An Arizona 7th-grader’s idea to create a “National Technology Field Trip” to connect students with private industry and higher-education organizations is becoming a reality this week.
Sage Foreman, a 13-year-old “Kid Science Advisor” who attends Centerra Mirage STEM Academy in Goodyear, Ariz., had pitched his idea to Arizona Governor Doug Ducey and the White House last year as a way to advance science and technology in Arizona and beyond.
This week, more than 1,100 Arizona students are taking part in the educational field trips. More than a dozen Arizona companies and organizations have joined on as partners and are opening their doors to deliver hands-on learning for students interested in tech-based careers.

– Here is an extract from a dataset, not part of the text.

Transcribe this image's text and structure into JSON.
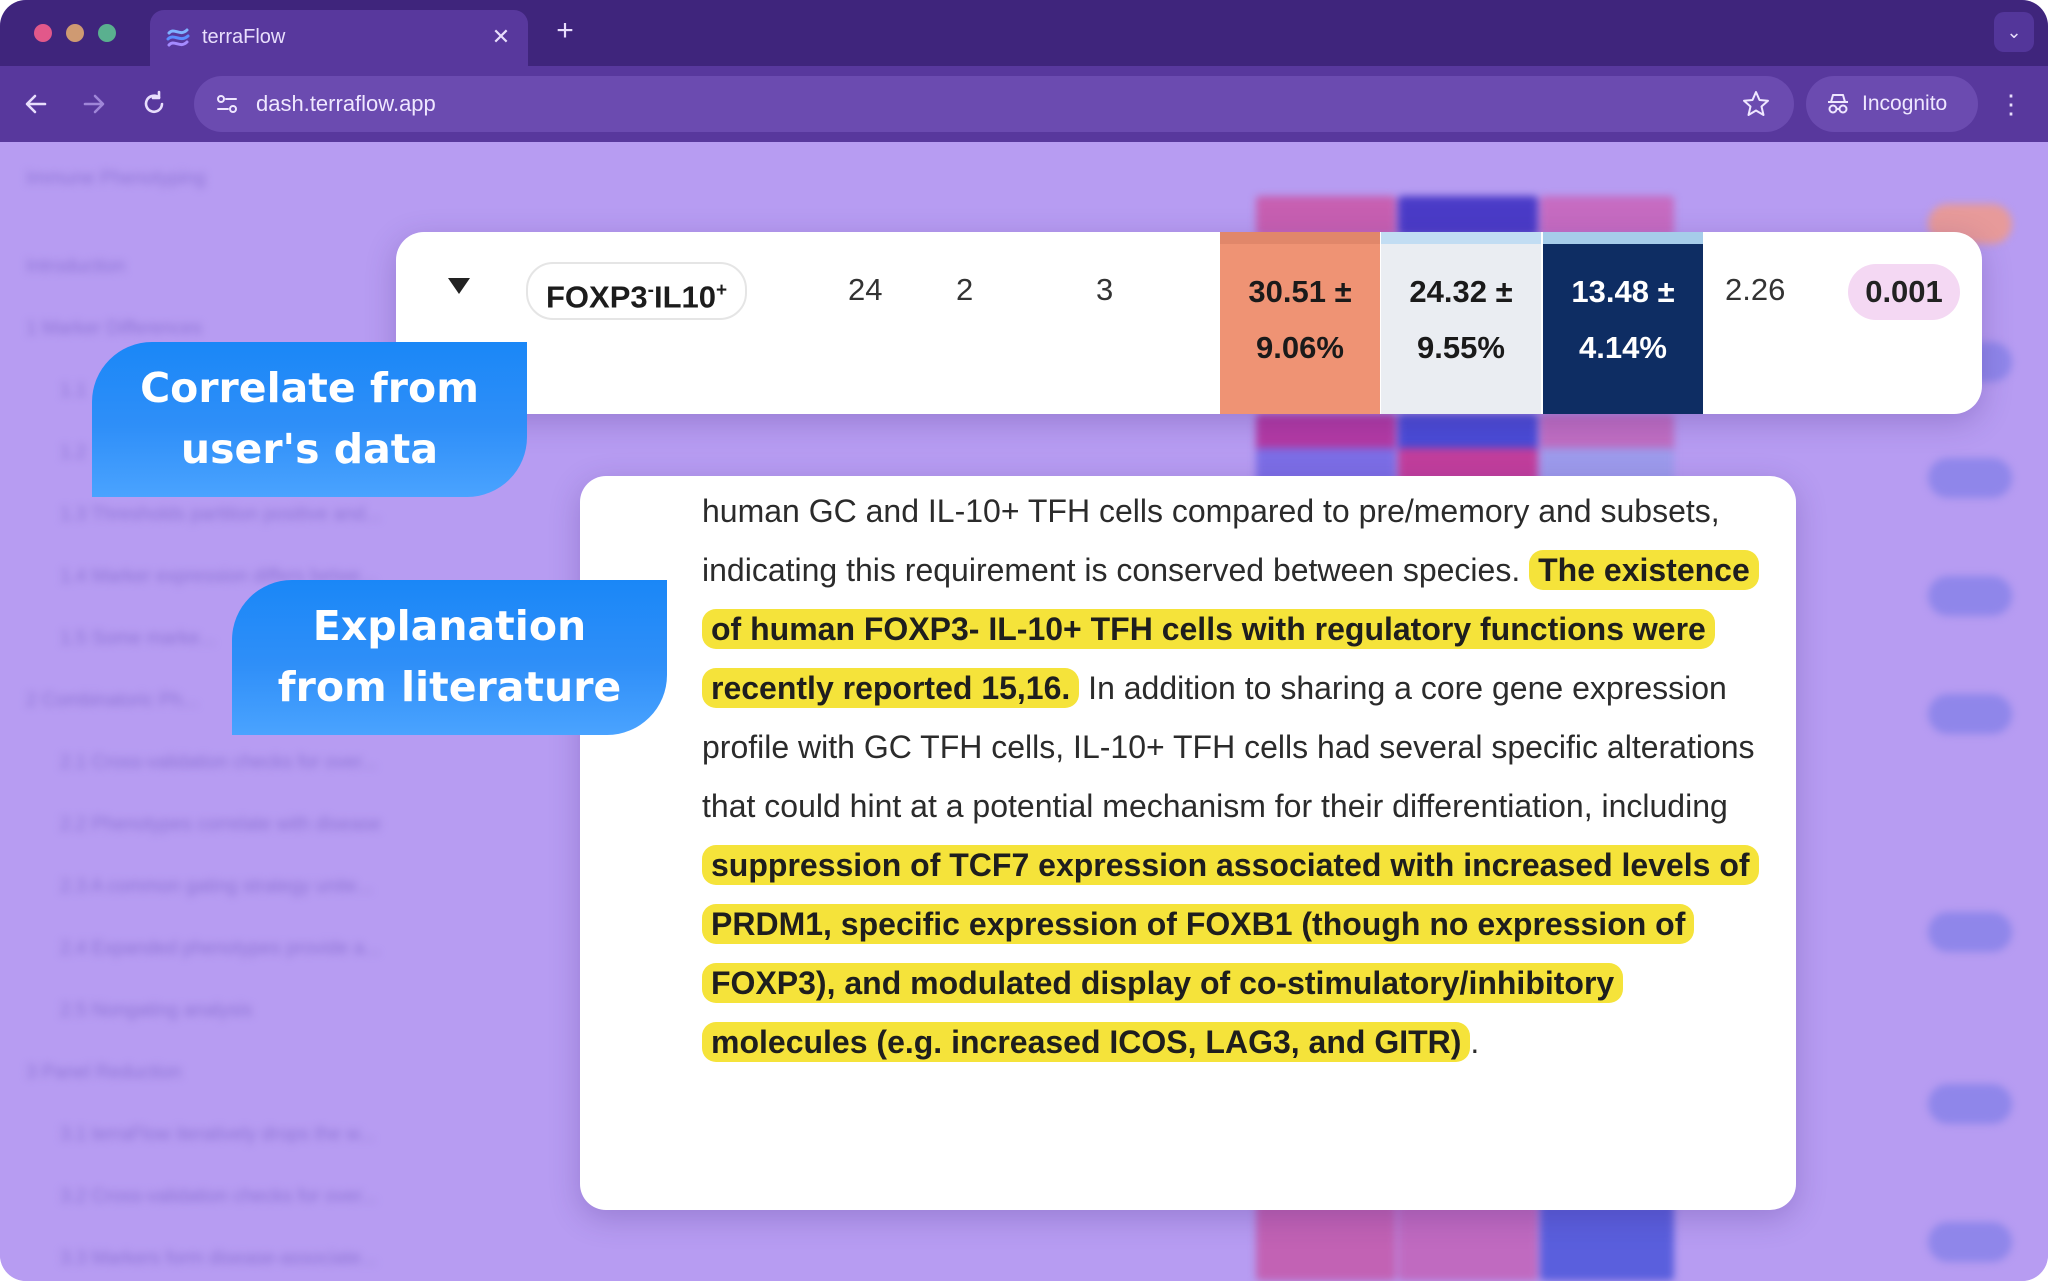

The companies and organizations include: Honor Health, Translational Genomics Research Institute, Pinnacle Transplant Technology, Paypal, ASU Biodesign, ASU LeRoy Eyring Center for Solid State Science, University of Arizona College of Medicine – Phoenix, Delta Technology, Grand Canyon University, Honeywell, State Farm Advanced Business Learning and the Arizona Air National Guard’s 161st Air Refueling Wing.

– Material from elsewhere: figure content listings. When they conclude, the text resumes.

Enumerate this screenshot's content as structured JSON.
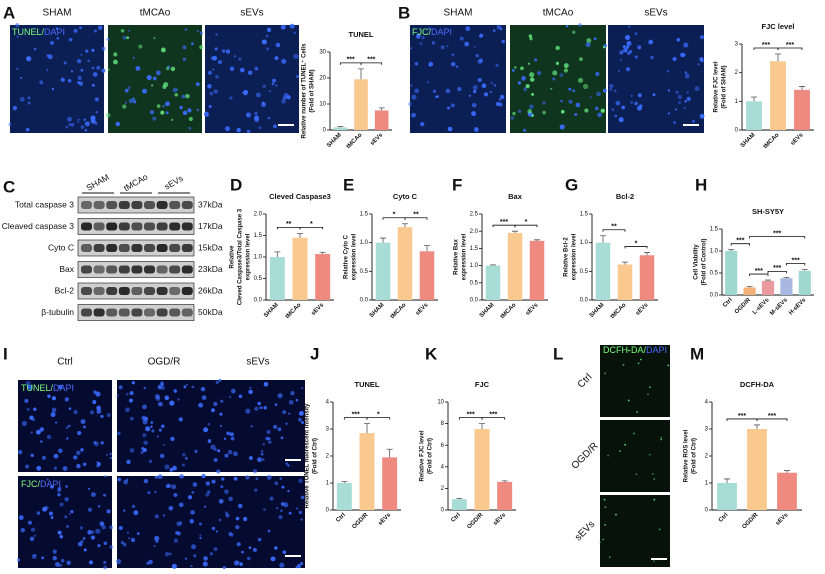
{
  "letters": [
    "A",
    "B",
    "C",
    "D",
    "E",
    "F",
    "G",
    "H",
    "I",
    "J",
    "K",
    "L",
    "M"
  ],
  "images": {
    "A": {
      "columns": [
        "SHAM",
        "tMCAo",
        "sEVs"
      ],
      "stain": [
        "TUNEL/",
        "DAPI"
      ]
    },
    "B": {
      "columns": [
        "SHAM",
        "tMCAo",
        "sEVs"
      ],
      "stain": [
        "FJC/",
        "DAPI"
      ]
    },
    "I": {
      "columns": [
        "Ctrl",
        "OGD/R",
        "sEVs"
      ],
      "rows": [
        [
          "TUNEL/",
          "DAPI"
        ],
        [
          "FJC/",
          "DAPI"
        ]
      ]
    },
    "L": {
      "rows": [
        "Ctrl",
        "OGD/R",
        "sEVs"
      ],
      "stain": [
        "DCFH-DA/",
        "DAPI"
      ]
    }
  },
  "blot": {
    "columns": [
      "SHAM",
      "tMCAo",
      "sEVs"
    ],
    "rows": [
      {
        "label": "Total caspase 3",
        "size": "37kDa"
      },
      {
        "label": "Cleaved caspase 3",
        "size": "17kDa"
      },
      {
        "label": "Cyto C",
        "size": "15kDa"
      },
      {
        "label": "Bax",
        "size": "23kDa"
      },
      {
        "label": "Bcl-2",
        "size": "26kDa"
      },
      {
        "label": "β-tubulin",
        "size": "50kDa"
      }
    ]
  },
  "chart_data": [
    {
      "type": "bar",
      "title": "TUNEL",
      "ylabel": [
        "Relative number of TUNEL⁺ Cells",
        "(Fold of SHAM)"
      ],
      "categories": [
        "SHAM",
        "tMCAo",
        "sEVs"
      ],
      "values": [
        1,
        19.5,
        7.5
      ],
      "errors": [
        0.4,
        4,
        1
      ],
      "colors": [
        "#a8dcd6",
        "#f9c98f",
        "#ee8a80"
      ],
      "ylim": [
        0,
        30
      ],
      "yticks": [
        0,
        10,
        20,
        30
      ],
      "annotations": [
        {
          "text": "***",
          "between": [
            "SHAM",
            "tMCAo"
          ]
        },
        {
          "text": "***",
          "between": [
            "tMCAo",
            "sEVs"
          ]
        }
      ]
    },
    {
      "type": "bar",
      "title": "FJC level",
      "ylabel": [
        "Relative FJC level",
        "(Fold of SHAM)"
      ],
      "categories": [
        "SHAM",
        "tMCAo",
        "sEVs"
      ],
      "values": [
        1.0,
        2.4,
        1.4
      ],
      "errors": [
        0.15,
        0.25,
        0.12
      ],
      "colors": [
        "#a8dcd6",
        "#f9c98f",
        "#ee8a80"
      ],
      "ylim": [
        0,
        3
      ],
      "yticks": [
        0,
        1,
        2,
        3
      ],
      "annotations": [
        {
          "text": "***",
          "between": [
            "SHAM",
            "tMCAo"
          ]
        },
        {
          "text": "***",
          "between": [
            "tMCAo",
            "sEVs"
          ]
        }
      ]
    },
    {
      "type": "bar",
      "title": "Cleved Caspase3",
      "ylabel": [
        "Relative",
        "Cleved Caspase3/Total Caspase 3",
        "expression level"
      ],
      "categories": [
        "SHAM",
        "tMCAo",
        "sEVs"
      ],
      "values": [
        1.0,
        1.45,
        1.07
      ],
      "errors": [
        0.12,
        0.1,
        0.04
      ],
      "colors": [
        "#a8dcd6",
        "#f9c98f",
        "#ee8a80"
      ],
      "ylim": [
        0,
        2
      ],
      "yticks": [
        {
          "value": 0,
          "label": "0.0"
        },
        0.5,
        {
          "value": 1,
          "label": "1.0"
        },
        1.5,
        {
          "value": 2,
          "label": "2.0"
        }
      ],
      "annotations": [
        {
          "text": "**",
          "between": [
            "SHAM",
            "tMCAo"
          ]
        },
        {
          "text": "*",
          "between": [
            "tMCAo",
            "sEVs"
          ]
        }
      ]
    },
    {
      "type": "bar",
      "title": "Cyto C",
      "ylabel": [
        "Relative Cyto C",
        "expression level"
      ],
      "categories": [
        "SHAM",
        "tMCAo",
        "sEVs"
      ],
      "values": [
        1.0,
        1.27,
        0.85
      ],
      "errors": [
        0.08,
        0.06,
        0.1
      ],
      "colors": [
        "#a8dcd6",
        "#f9c98f",
        "#ee8a80"
      ],
      "ylim": [
        0,
        1.5
      ],
      "yticks": [
        {
          "value": 0,
          "label": "0.0"
        },
        0.5,
        {
          "value": 1,
          "label": "1.0"
        },
        1.5
      ],
      "annotations": [
        {
          "text": "*",
          "between": [
            "SHAM",
            "tMCAo"
          ]
        },
        {
          "text": "**",
          "between": [
            "tMCAo",
            "sEVs"
          ]
        }
      ]
    },
    {
      "type": "bar",
      "title": "Bax",
      "ylabel": [
        "Relative Bax",
        "expression level"
      ],
      "categories": [
        "SHAM",
        "tMCAo",
        "sEVs"
      ],
      "values": [
        1.0,
        1.95,
        1.72
      ],
      "errors": [
        0.02,
        0.05,
        0.03
      ],
      "colors": [
        "#a8dcd6",
        "#f9c98f",
        "#ee8a80"
      ],
      "ylim": [
        0,
        2.5
      ],
      "yticks": [
        {
          "value": 0,
          "label": "0.0"
        },
        0.5,
        {
          "value": 1,
          "label": "1.0"
        },
        1.5,
        {
          "value": 2,
          "label": "2.0"
        },
        2.5
      ],
      "annotations": [
        {
          "text": "***",
          "between": [
            "SHAM",
            "tMCAo"
          ]
        },
        {
          "text": "*",
          "between": [
            "tMCAo",
            "sEVs"
          ]
        }
      ]
    },
    {
      "type": "bar",
      "title": "Bcl-2",
      "ylabel": [
        "Relative Bcl-2",
        "expression level"
      ],
      "categories": [
        "SHAM",
        "tMCAo",
        "sEVs"
      ],
      "values": [
        1.0,
        0.62,
        0.78
      ],
      "errors": [
        0.12,
        0.04,
        0.05
      ],
      "colors": [
        "#a8dcd6",
        "#f9c98f",
        "#ee8a80"
      ],
      "ylim": [
        0,
        1.5
      ],
      "yticks": [
        {
          "value": 0,
          "label": "0.0"
        },
        0.5,
        {
          "value": 1,
          "label": "1.0"
        },
        1.5
      ],
      "annotations": [
        {
          "text": "**",
          "between": [
            "SHAM",
            "tMCAo"
          ]
        },
        {
          "text": "*",
          "between": [
            "tMCAo",
            "sEVs"
          ]
        }
      ]
    },
    {
      "type": "bar",
      "title": "SH-SY5Y",
      "ylabel": [
        "Cell Viability",
        "(Fold of Control)"
      ],
      "categories": [
        "Ctrl",
        "OGD/R",
        "L-sEVs",
        "M-sEVs",
        "H-sEVs"
      ],
      "values": [
        1.0,
        0.17,
        0.32,
        0.38,
        0.55
      ],
      "errors": [
        0.03,
        0.02,
        0.02,
        0.02,
        0.03
      ],
      "colors": [
        "#9fd8d0",
        "#f4b27a",
        "#e99aa0",
        "#a8b8e0",
        "#9fd8d0"
      ],
      "ylim": [
        0,
        1.5
      ],
      "yticks": [
        {
          "value": 0,
          "label": "0.0"
        },
        0.5,
        {
          "value": 1,
          "label": "1.0"
        },
        1.5
      ],
      "annotations": [
        {
          "text": "***",
          "between": [
            "Ctrl",
            "OGD/R"
          ]
        },
        {
          "text": "***",
          "between": [
            "OGD/R",
            "L-sEVs"
          ]
        },
        {
          "text": "***",
          "between": [
            "L-sEVs",
            "M-sEVs"
          ]
        },
        {
          "text": "***",
          "between": [
            "M-sEVs",
            "H-sEVs"
          ]
        },
        {
          "text": "***",
          "between": [
            "OGD/R",
            "H-sEVs"
          ]
        }
      ]
    },
    {
      "type": "bar",
      "title": "TUNEL",
      "ylabel": [
        "Relative TUNEL fluorescent intensity",
        "(Fold of Ctrl)"
      ],
      "categories": [
        "Ctrl",
        "OGD/R",
        "sEVs"
      ],
      "values": [
        1.0,
        2.85,
        1.95
      ],
      "errors": [
        0.05,
        0.35,
        0.3
      ],
      "colors": [
        "#a8dcd6",
        "#f9c98f",
        "#ee8a80"
      ],
      "ylim": [
        0,
        4
      ],
      "yticks": [
        0,
        1,
        2,
        3,
        4
      ],
      "annotations": [
        {
          "text": "***",
          "between": [
            "Ctrl",
            "OGD/R"
          ]
        },
        {
          "text": "*",
          "between": [
            "OGD/R",
            "sEVs"
          ]
        }
      ]
    },
    {
      "type": "bar",
      "title": "FJC",
      "ylabel": [
        "Relative FJC level",
        "(Fold of Ctrl)"
      ],
      "categories": [
        "Ctrl",
        "OGD/R",
        "sEVs"
      ],
      "values": [
        1.0,
        7.5,
        2.6
      ],
      "errors": [
        0.05,
        0.5,
        0.1
      ],
      "colors": [
        "#a8dcd6",
        "#f9c98f",
        "#ee8a80"
      ],
      "ylim": [
        0,
        10
      ],
      "yticks": [
        0,
        2,
        4,
        6,
        8,
        10
      ],
      "annotations": [
        {
          "text": "***",
          "between": [
            "Ctrl",
            "OGD/R"
          ]
        },
        {
          "text": "***",
          "between": [
            "OGD/R",
            "sEVs"
          ]
        }
      ]
    },
    {
      "type": "bar",
      "title": "DCFH-DA",
      "ylabel": [
        "Relative ROS level",
        "(Fold of Ctrl)"
      ],
      "categories": [
        "Ctrl",
        "OGD/R",
        "sEVs"
      ],
      "values": [
        1.0,
        3.0,
        1.38
      ],
      "errors": [
        0.15,
        0.15,
        0.08
      ],
      "colors": [
        "#a8dcd6",
        "#f9c98f",
        "#ee8a80"
      ],
      "ylim": [
        0,
        4
      ],
      "yticks": [
        0,
        1,
        2,
        3,
        4
      ],
      "annotations": [
        {
          "text": "***",
          "between": [
            "Ctrl",
            "OGD/R"
          ]
        },
        {
          "text": "***",
          "between": [
            "OGD/R",
            "sEVs"
          ]
        }
      ]
    }
  ]
}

In October, Governor Ducey hosted the inaugural Chief Science Officer Capitol Summit in which 200 Chief Science Officers (CSOs) representing 120 schools from across Arizona learned to advocate on policy issues such as science, technology, engineering and mathematics (STEM). The students collaborated with experts in the legislative process and pitched their ideas to the Governor.
Sage presented his idea to Governor Ducey at that summit.

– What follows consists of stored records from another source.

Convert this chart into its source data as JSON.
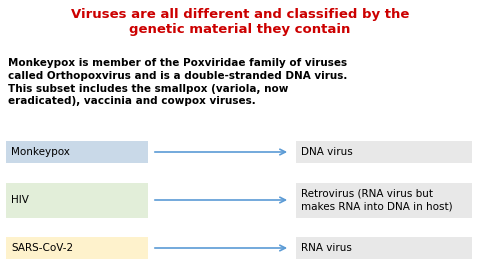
{
  "title_line1": "Viruses are all different and classified by the",
  "title_line2": "genetic material they contain",
  "title_color": "#cc0000",
  "title_fontsize": 9.5,
  "body_text": "Monkeypox is member of the Poxviridae family of viruses\ncalled Orthopoxvirus and is a double-stranded DNA virus.\nThis subset includes the smallpox (variola, now\neradicated), vaccinia and cowpox viruses.",
  "body_fontsize": 7.5,
  "rows": [
    {
      "label": "Monkeypox",
      "label_bg": "#c9d9e8",
      "result": "DNA virus",
      "result_bg": "#e8e8e8",
      "arrow_color": "#5b9bd5"
    },
    {
      "label": "HIV",
      "label_bg": "#e2eed9",
      "result": "Retrovirus (RNA virus but\nmakes RNA into DNA in host)",
      "result_bg": "#e8e8e8",
      "arrow_color": "#5b9bd5"
    },
    {
      "label": "SARS-CoV-2",
      "label_bg": "#fef2cc",
      "result": "RNA virus",
      "result_bg": "#e8e8e8",
      "arrow_color": "#5b9bd5"
    }
  ],
  "bg_color": "#ffffff",
  "figsize": [
    4.8,
    2.7
  ],
  "dpi": 100
}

“More than 1,100 students will have benefited from these field trips and hopefully some of them will end up working for a company they visited during National Technology Field Trip Day,” Foreman said. “If I could do this as a student, an organization with greater reach could help spread this idea across the nation!”
“We are so proud of students like Sage and others involved in the CSO program, who are doing an amazing job engaging students with private industry and contributing to Arizona’s growing STEM culture,” said Sandra Watson, Arizona Commerce Authority President, and CEO. “Sparking our young people’s interest in STEM is critical to sustaining our innovation economy.”
The CSO program was launched last year by Dr. Jeremy Babendure and his team at Arizona SciTech, which is a division of the Arizona Commerce Authority (ACA). The CSO program, a collaborative initiative of the ACA and the Arizona Technology Council Foundation, is the first of its kind nationwide, empowering students to become ambassadors for STEM education. Through the program, 6th- to 12th-grade students are elected by their classmates to serve as STEM liaisons for their community, private industry, and tech-based organizations.